Cracking the Code of Crack Propagation in Rubberlike Materials

Tokyo, Japan – Understanding the fracture behavior of rubber materials is critical to various industrial applications, including the improved design of reliable products. A team from Japan has identified the origin of a phenomenon that occurs when rubber materials under stress rapidly break, and has shown that this abrupt fracturing occurs in many viscoelastic materials.

The mechanism of the velocity jump—a phenomenon in which the initial slow crack in a strained rubberlike material abruptly and rapidly grows—has been a mystery for years despite its importance in the design of durable materials. Now, there is evidence to support a new theory to explain this unique event.

Fast crack and slow crack

In a study published this month in Physical Review Materials, researchers from The University of Tokyo Institute of Industrial Science have built a simplified mathematical model that merges two previous analyses to reveal the stress-strain behavior of rubber materials during breakage, further supporting their theoretical analysis with a series of experimental studies.
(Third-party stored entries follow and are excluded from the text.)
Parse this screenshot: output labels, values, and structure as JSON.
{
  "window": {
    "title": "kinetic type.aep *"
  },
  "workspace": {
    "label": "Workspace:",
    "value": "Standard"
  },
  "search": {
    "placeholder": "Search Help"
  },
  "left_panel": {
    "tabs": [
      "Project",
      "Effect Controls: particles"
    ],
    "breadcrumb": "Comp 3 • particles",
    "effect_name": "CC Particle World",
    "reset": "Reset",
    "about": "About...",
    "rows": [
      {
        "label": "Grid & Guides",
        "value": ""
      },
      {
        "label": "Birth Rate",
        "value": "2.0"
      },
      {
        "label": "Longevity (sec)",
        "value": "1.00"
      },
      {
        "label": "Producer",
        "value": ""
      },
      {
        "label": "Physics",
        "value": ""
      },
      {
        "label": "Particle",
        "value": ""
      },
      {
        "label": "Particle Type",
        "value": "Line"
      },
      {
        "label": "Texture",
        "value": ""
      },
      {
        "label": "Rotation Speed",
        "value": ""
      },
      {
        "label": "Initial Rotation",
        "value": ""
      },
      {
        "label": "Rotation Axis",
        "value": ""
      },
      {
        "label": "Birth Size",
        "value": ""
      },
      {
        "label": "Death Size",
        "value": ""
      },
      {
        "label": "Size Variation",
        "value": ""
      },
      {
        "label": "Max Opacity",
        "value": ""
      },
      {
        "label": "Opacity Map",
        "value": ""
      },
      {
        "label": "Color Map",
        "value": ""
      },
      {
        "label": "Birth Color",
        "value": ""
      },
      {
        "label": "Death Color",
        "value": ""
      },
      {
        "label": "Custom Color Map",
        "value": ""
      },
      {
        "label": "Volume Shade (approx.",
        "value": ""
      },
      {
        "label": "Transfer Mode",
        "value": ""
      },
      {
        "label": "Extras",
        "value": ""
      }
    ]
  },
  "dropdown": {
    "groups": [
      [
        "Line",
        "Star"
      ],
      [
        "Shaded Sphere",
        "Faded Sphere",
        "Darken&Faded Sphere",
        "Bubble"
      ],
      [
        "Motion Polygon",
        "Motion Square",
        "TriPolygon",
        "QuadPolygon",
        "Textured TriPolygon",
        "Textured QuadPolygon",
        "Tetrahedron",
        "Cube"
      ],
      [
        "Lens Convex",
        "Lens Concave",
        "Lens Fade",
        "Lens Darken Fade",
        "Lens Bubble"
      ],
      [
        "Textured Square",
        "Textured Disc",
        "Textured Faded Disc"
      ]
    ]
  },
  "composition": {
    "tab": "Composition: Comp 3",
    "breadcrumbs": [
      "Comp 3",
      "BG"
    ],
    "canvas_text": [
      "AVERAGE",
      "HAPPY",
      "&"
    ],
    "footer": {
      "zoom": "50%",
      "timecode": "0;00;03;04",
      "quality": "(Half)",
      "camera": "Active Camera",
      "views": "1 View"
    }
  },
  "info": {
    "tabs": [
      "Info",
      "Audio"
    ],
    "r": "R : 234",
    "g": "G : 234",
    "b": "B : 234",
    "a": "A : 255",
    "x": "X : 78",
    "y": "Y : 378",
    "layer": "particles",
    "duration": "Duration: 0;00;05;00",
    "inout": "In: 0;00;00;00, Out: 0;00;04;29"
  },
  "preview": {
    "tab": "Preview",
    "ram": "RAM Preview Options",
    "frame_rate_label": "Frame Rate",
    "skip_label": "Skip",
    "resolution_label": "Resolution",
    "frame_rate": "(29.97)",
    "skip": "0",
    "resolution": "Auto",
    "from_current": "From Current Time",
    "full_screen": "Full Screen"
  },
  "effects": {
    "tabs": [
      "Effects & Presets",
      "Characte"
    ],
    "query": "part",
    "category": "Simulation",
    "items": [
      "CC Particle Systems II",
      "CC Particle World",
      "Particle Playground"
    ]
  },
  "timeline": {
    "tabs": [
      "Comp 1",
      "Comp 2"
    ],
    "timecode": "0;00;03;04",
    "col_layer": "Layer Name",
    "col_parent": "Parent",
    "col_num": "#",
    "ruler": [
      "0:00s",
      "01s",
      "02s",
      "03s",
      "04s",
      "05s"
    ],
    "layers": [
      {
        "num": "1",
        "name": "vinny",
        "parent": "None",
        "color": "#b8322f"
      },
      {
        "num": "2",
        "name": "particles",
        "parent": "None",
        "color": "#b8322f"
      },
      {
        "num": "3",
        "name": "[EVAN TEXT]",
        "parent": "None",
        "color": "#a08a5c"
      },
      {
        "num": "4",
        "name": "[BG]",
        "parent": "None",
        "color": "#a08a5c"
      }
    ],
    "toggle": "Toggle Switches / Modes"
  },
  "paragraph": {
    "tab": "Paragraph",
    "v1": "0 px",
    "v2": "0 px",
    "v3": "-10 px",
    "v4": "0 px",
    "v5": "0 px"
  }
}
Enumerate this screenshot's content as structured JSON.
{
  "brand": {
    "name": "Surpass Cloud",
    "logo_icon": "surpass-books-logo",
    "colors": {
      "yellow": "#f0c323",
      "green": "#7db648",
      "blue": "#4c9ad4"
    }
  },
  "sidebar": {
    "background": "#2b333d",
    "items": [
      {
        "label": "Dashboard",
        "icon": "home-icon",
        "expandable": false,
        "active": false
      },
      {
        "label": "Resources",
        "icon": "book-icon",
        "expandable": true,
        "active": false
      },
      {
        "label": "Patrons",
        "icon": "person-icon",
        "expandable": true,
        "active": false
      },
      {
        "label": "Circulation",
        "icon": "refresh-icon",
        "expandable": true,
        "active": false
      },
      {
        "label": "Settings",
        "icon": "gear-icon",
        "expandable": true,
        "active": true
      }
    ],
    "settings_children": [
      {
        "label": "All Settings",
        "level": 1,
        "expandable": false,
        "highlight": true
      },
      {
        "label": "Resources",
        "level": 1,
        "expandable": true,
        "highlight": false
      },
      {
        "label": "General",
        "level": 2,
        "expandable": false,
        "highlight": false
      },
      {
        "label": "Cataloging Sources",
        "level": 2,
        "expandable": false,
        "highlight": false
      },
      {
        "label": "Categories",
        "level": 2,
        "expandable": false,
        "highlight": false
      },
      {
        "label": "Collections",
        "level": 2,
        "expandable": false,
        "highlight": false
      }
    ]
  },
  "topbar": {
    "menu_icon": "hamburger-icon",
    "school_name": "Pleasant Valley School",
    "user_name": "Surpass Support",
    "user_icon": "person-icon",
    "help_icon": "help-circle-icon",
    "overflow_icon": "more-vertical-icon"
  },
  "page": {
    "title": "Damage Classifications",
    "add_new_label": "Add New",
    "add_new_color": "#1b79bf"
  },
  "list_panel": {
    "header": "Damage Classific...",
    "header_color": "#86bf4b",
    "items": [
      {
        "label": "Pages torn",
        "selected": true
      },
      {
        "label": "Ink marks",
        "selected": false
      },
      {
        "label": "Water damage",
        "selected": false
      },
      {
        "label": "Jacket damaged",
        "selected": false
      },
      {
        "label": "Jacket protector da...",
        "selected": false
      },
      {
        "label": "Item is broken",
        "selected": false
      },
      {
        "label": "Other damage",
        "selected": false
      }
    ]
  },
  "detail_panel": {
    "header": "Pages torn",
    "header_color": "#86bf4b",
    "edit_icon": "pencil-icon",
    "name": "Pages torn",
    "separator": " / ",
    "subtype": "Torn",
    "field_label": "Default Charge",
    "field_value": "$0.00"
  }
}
“The velocity jump phenomenon in crack propagation remained unsolved for more than 30 years,” says lead author of the study Atsushi Kubo. “Our step-loading model is designed to replicate the non-monotonic mechanical behavior when the rubber material undergoes this sharp transition in fracturing near the crack tip. Because it does not have to directly reproduce the complex crack propagation process, which involves several phenomena, this allows us to construct a simplified model that successfully exhibits the velocity jump.”

Through their simplified step-loading model, the researchers showed that the mechanical behavior observed from one analysis approximated the phase transition mechanism described in the other proposal, merging the two distinct analyses.
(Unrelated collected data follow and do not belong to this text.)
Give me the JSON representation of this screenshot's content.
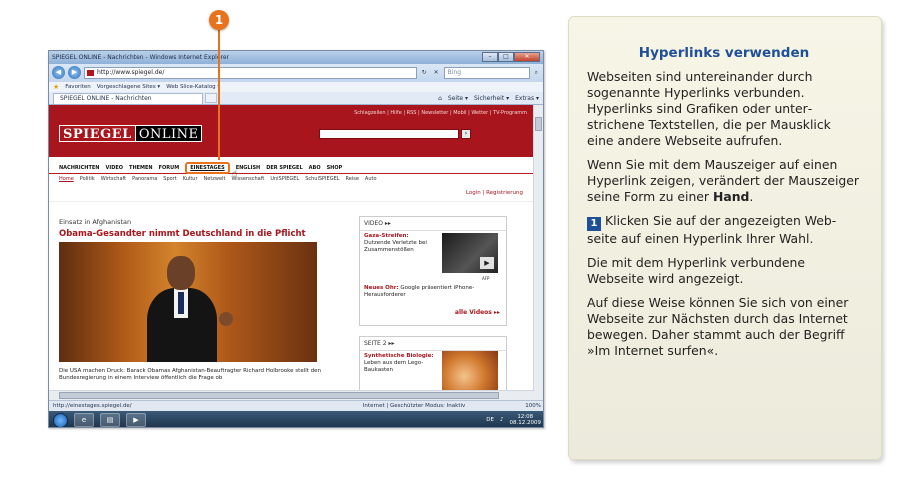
{
  "callout": {
    "number": "1"
  },
  "browser": {
    "title": "SPIEGEL ONLINE - Nachrichten - Windows Internet Explorer",
    "url": "http://www.spiegel.de/",
    "search_placeholder": "Bing",
    "favorites": [
      "Favoriten",
      "Vorgeschlagene Sites ▾",
      "Web Slice-Katalog ▾"
    ],
    "tab_title": "SPIEGEL ONLINE - Nachrichten",
    "tools": [
      "Seite ▾",
      "Sicherheit ▾",
      "Extras ▾"
    ],
    "status_url": "http://einestages.spiegel.de/",
    "status_zone": "Internet | Geschützter Modus: Inaktiv",
    "zoom": "100%",
    "tray": {
      "lang": "DE",
      "time": "12:08",
      "date": "08.12.2009"
    }
  },
  "site": {
    "topnav": "Schlagzeilen | Hilfe | RSS | Newsletter | Mobil | Wetter | TV-Programm",
    "logo_left": "SPIEGEL",
    "logo_right": "ONLINE",
    "search_button": "›",
    "mainnav": [
      "NACHRICHTEN",
      "VIDEO",
      "THEMEN",
      "FORUM"
    ],
    "mainnav_highlight": "EINESTAGES",
    "mainnav_rest": [
      "ENGLISH",
      "DER SPIEGEL",
      "ABO",
      "SHOP"
    ],
    "subnav": [
      "Home",
      "Politik",
      "Wirtschaft",
      "Panorama",
      "Sport",
      "Kultur",
      "Netzwelt",
      "Wissenschaft",
      "UniSPIEGEL",
      "SchulSPIEGEL",
      "Reise",
      "Auto"
    ],
    "login": "Login | Registrierung",
    "kicker": "Einsatz in Afghanistan",
    "headline": "Obama-Gesandter nimmt Deutschland in die Pflicht",
    "caption": "Die USA machen Druck: Barack Obamas Afghanistan-Beauftragter Richard Holbrooke stellt den Bundesregierung in einem Interview öffentlich die Frage ob",
    "video_box": {
      "header": "VIDEO ▸▸",
      "item1_bold": "Gaza-Streifen:",
      "item1_text": "Dutzende Verletzte bei Zusammenstößen",
      "img_credit": "AFP",
      "item2_bold": "Neues Ohr:",
      "item2_text": "Google präsentiert iPhone-Herausforderer",
      "more": "alle Videos ▸▸"
    },
    "page2_box": {
      "header": "SEITE 2 ▸▸",
      "item_bold": "Synthetische Biologie:",
      "item_text": "Leben aus dem Lego-Baukasten"
    }
  },
  "panel": {
    "title": "Hyperlinks verwenden",
    "p1": "Webseiten sind untereinander durch sogenannte Hyperlinks verbunden. Hyperlinks sind Grafiken oder unter­strichene Textstellen, die per Mausklick eine andere Webseite aufrufen.",
    "p2_a": "Wenn Sie mit dem Mauszeiger auf einen Hyperlink zeigen, verändert der Maus­zeiger seine Form zu einer ",
    "p2_b": "Hand",
    "p2_c": ".",
    "step_num": "1",
    "p3": "Klicken Sie auf der angezeigten Web­seite auf einen Hyperlink Ihrer Wahl.",
    "p4": "Die mit dem Hyperlink verbundene Webseite wird angezeigt.",
    "p5": "Auf diese Weise können Sie sich von einer Webseite zur Nächsten durch das Internet bewegen. Daher stammt auch der Begriff »Im Internet surfen«."
  }
}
“For the step-loading model, we used a linear viscoelasticity to mimic the near-tip mechanical behavior in the material. We also implemented a stepwise function without consideration of the crack geometry to model the rapidly applied external force at the crack tip,” explains Yoshitaka Umeno, senior author. “This simplification allowed us to achieve a mechanical model for the crack tip as a ‘point mass connected to a viscoelastic element under step loading’.”

The research team’s combined theoretical and experimental study also showed that the velocity jump phenomenon can be found in other materials.

“Our findings suggest that the velocity jump may occur in general viscoelastic and polymeric materials, in addition to rubberlike solids. It is crucial to have this integrated understanding of the mechanism to stimulate the development of more robust polymer materials that are critical to many different industries,” says Kubo.